True grit

by December 13, 2019 0 comments

Greta Thunberg has not only lived by her belief but battled the most brutal trolling to become an icon

US President Donald Trump is a sore loser as he is yet to rightfully win the “Person of the Year” from Time magazine — he was named one in 2016 rather pejoratively. He is yet to get a positive cultural and intellectual endorsement for the title. So he reacted to climate activist Greta Thunberg winning the honour with a “Chill, Greta, Chill” tweet and suggesting anger management lessons, conveniently forgetting his wrongdoing as a climate denier. The young, Swedish icon has been crowned for being selfless in the selfish world of politics and leaving a legacy for her generation and beyond. She has led by example, showing how it is possible to adopt a sustainable and resourceful life, save the earth and still have fun as a teenager. She just doesn’t look back in anger but answers everybody who has a question for her. To win the title of the world’s most influential person, out of a list of 301 nominees — 223 individuals and 78 organisations — and one where even Trump and US House Speaker Nancy Pelosi almost appeared non-contenders, is quite an accomplishment. For it’s just not about “popularity” or “positivity” but about the kind of “influence” she has had the world over. Coming right in the nick of the time when global leaders failed to do their bit in tackling the climate crisis, Thunberg became its de facto face. There have been several treaties on global warming in the past. Yet every year, the IPCC report testified to their failure and a resetting of goals. It was this abject failure by governments that prompted Thunberg to jolt the powers that be out of their myopia, which meant that they never looked beyond their own timelines. Nobody lived green philosophies till she countered politicians with a thunderous, “You come to us young people for hope. How dare you?” She even lived down the brutal hitbacks, being trolled as “elite pawn” and a “communist actress.” Her voyage across the Atlantic, sailing from one nation to the other in a solar-powered boat, will remain the most watched visual of the year.

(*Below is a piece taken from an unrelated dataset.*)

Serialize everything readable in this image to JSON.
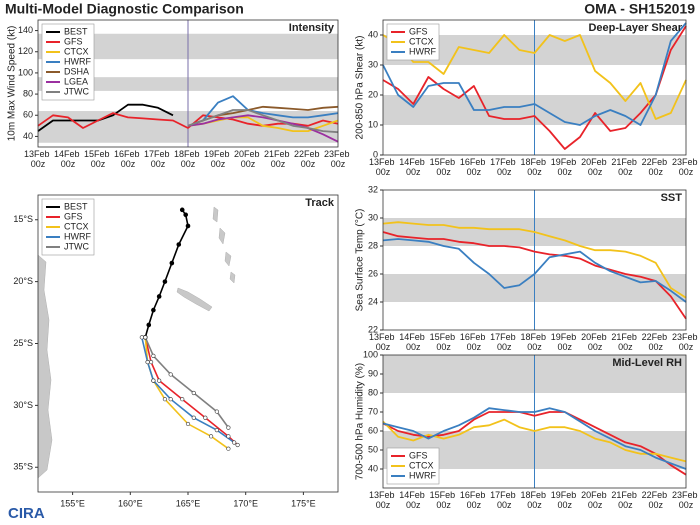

Thunberg has given the much-needed inspiration to young activists in the developing world, too. Her clarity has cut through the obfuscation and helplessness of rhetoric. Be it the eight-year-old Licypriya Kangujam from India’s Manipur, who has been demanding action from the Modi Government in the current session of Parliament, or Kenya’s Kaluki Paul Mutuku, who is actively involved in conservation since college, Thunberg is inspiration for young female activists, who have been questioning establishments and demanding action.